In Europa limiti di CO2 più ambiziosi per le auto

Ci siamo: la prossima settimana i ministri dell’Industria europei dovranno adottare una strategia sui veicoli ‘verdi’ e a basso consumo. Già nel 2009 l’Unione Europea si era data degli obiettivi che si sono poi rivelati troppo poco ambiziosi. Secondo l’accordo le auto vendute dovranno emettere in media 130 grammi di CO2 per kilometro entro il 2015 e 95 grammi di CO2 per kilometro entro il 2020. L’obiettivo, secondo Greenpeace, non è sufficente a garantire una drastica diminuzione di emissioni di CO2 nell’atmosfera.

Proprio per questo motivo l’organizzazione non governativa ha pubblicato un rapporto tecnico secondo il quale è possibile raggiungere gli 80 grammi di CO2 per kilometro entro il 2020 e 50 grammi di CO2 per kilometro entro il 2030. Lo studio,  realizzato dal Centro inglese per la Responsabilità e la Sostenibilità (BRASS), individua ben quattro diversi percorsi attraverso i quali è possibile raggiungere questo obiettivo.
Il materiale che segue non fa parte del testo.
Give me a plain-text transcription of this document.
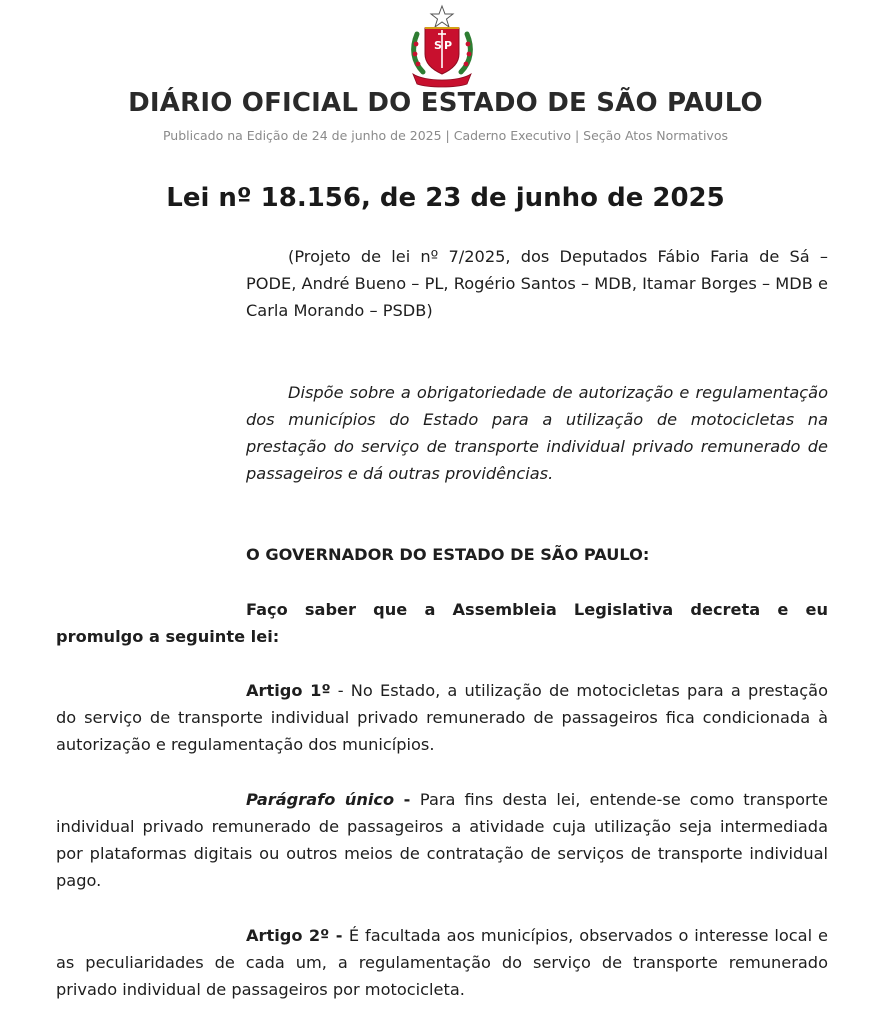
S P
DIÁRIO OFICIAL DO ESTADO DE SÃO PAULO
Publicado na Edição de 24 de junho de 2025 | Caderno Executivo | Seção Atos Normativos
Lei nº 18.156, de 23 de junho de 2025
(Projeto de lei nº 7/2025, dos Deputados Fábio Faria de Sá – PODE, André Bueno – PL, Rogério Santos – MDB, Itamar Borges – MDB e Carla Morando – PSDB)
Dispõe sobre a obrigatoriedade de autorização e regulamentação dos municípios do Estado para a utilização de motocicletas na prestação do serviço de transporte individual privado remunerado de passageiros e dá outras providências.
O GOVERNADOR DO ESTADO DE SÃO PAULO:
Faço saber que a Assembleia Legislativa decreta e eu promulgo a seguinte lei:
Artigo 1º - No Estado, a utilização de motocicletas para a prestação do serviço de transporte individual privado remunerado de passageiros fica condicionada à autorização e regulamentação dos municípios.
Parágrafo único - Para fins desta lei, entende-se como transporte individual privado remunerado de passageiros a atividade cuja utilização seja intermediada por plataformas digitais ou outros meios de contratação de serviços de transporte individual pago.
Artigo 2º - É facultada aos municípios, observados o interesse local e as peculiaridades de cada um, a regulamentação do serviço de transporte remunerado privado individual de passageiros por motocicleta.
Condizione necessaria affinchè ciò avvenga è comunque l’aumento delle auto ibride ed elettriche e il passaggio ad auto più piccole e meno potenti.
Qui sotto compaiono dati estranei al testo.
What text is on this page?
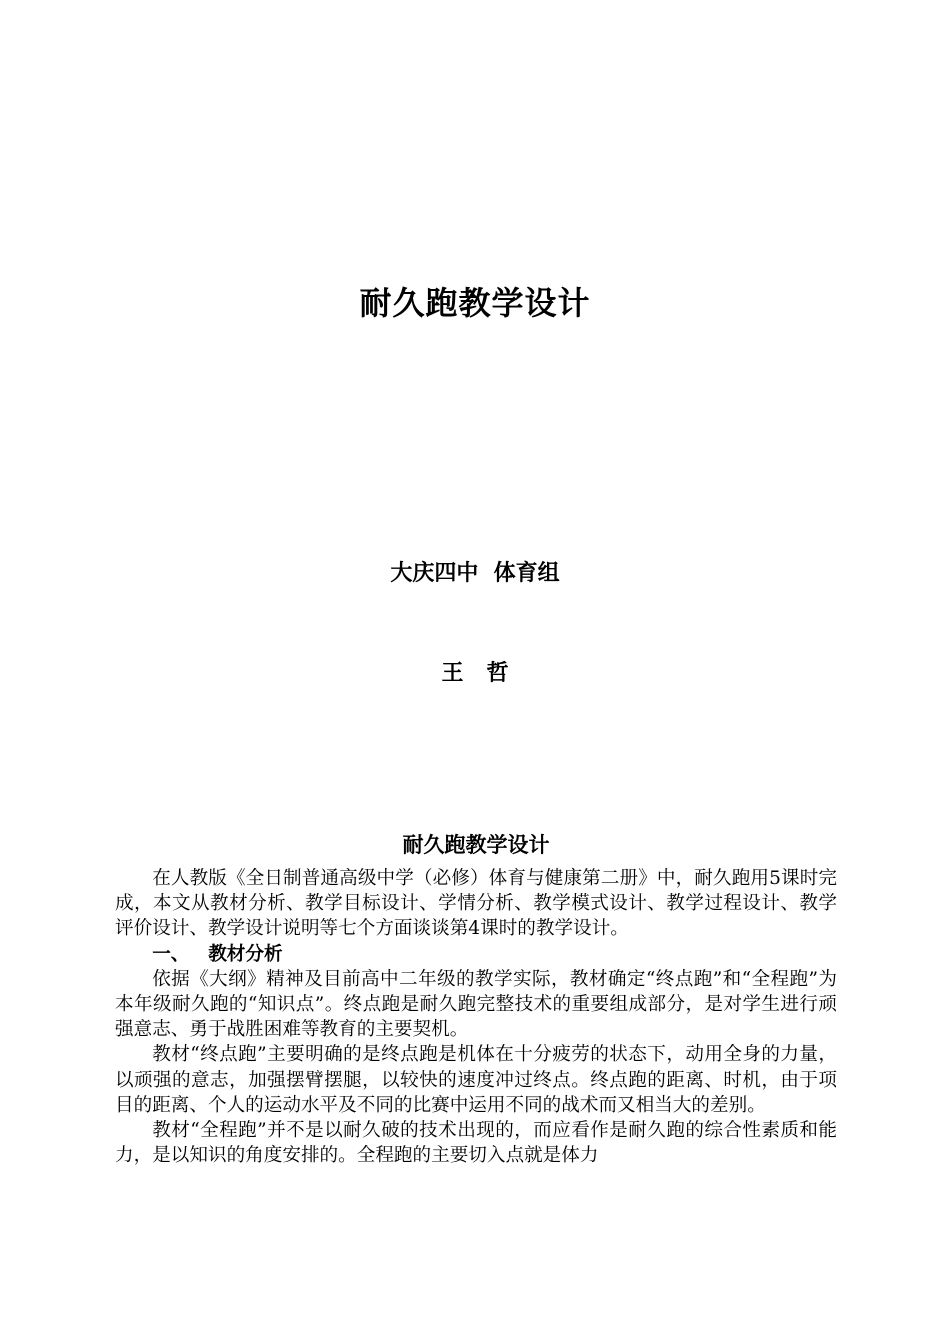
耐久跑教学设计
大庆四中  体育组
王   哲
耐久跑教学设计

在人教版《全日制普通高级中学（必修）体育与健康第二册》中，耐久跑用5课时完成，本文从教材分析、教学目标设计、学情分析、教学模式设计、教学过程设计、教学评价设计、教学设计说明等七个方面谈谈第4课时的教学设计。

一、 教材分析

依据《大纲》精神及目前高中二年级的教学实际，教材确定“终点跑”和“全程跑”为本年级耐久跑的“知识点”。终点跑是耐久跑完整技术的重要组成部分，是对学生进行顽强意志、勇于战胜困难等教育的主要契机。

教材“终点跑”主要明确的是终点跑是机体在十分疲劳的状态下，动用全身的力量，以顽强的意志，加强摆臂摆腿，以较快的速度冲过终点。终点跑的距离、时机，由于项目的距离、个人的运动水平及不同的比赛中运用不同的战术而又相当大的差别。

教材“全程跑”并不是以耐久破的技术出现的，而应看作是耐久跑的综合性素质和能力，是以知识的角度安排的。全程跑的主要切入点就是体力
I quattro percorsi proposti da Greenpeace nel rapporto sono: una maggiore proporzione di veicoli ibridi (75%), una quota di auto elettriche (5%) e una quota di modelli a minor impatto ambientale (20%) nel totale delle auto vendute fino al 2020; un incremento del 25% dei veicoli elettrici che permetterebbe alle case automobilistiche di abbassare la percentuale di auto ibride al 45%; combinare una riduzione dei limiti di velocità con una riduzione del peso delle automobili ed infine uno spostamento del mercato verso auto più piccole, comprese le “micro-car”.

Secondo Greenpeace l’obiettivo degli 80g/km entro il 2020 è una condizione necessaria per poter arrivare ad una totale de-carbonizzazione del settore entro il 2050. Pertanto sono due le richieste che l’ong avanza: la Commissione Europea dovrebbe prendere in considerazione obiettivi inferiori ai 95g/km nei suoi lavori preparatori per la revisione del Regolamento 443/2009/EC. La seconda richiesta è rivolta agli stati membri dell’UE che dovrebbero sotenere all’unanimità questo progetto di riduzione a 80g/km entro il 2020 per tutte le nuove auto vendute in Europa.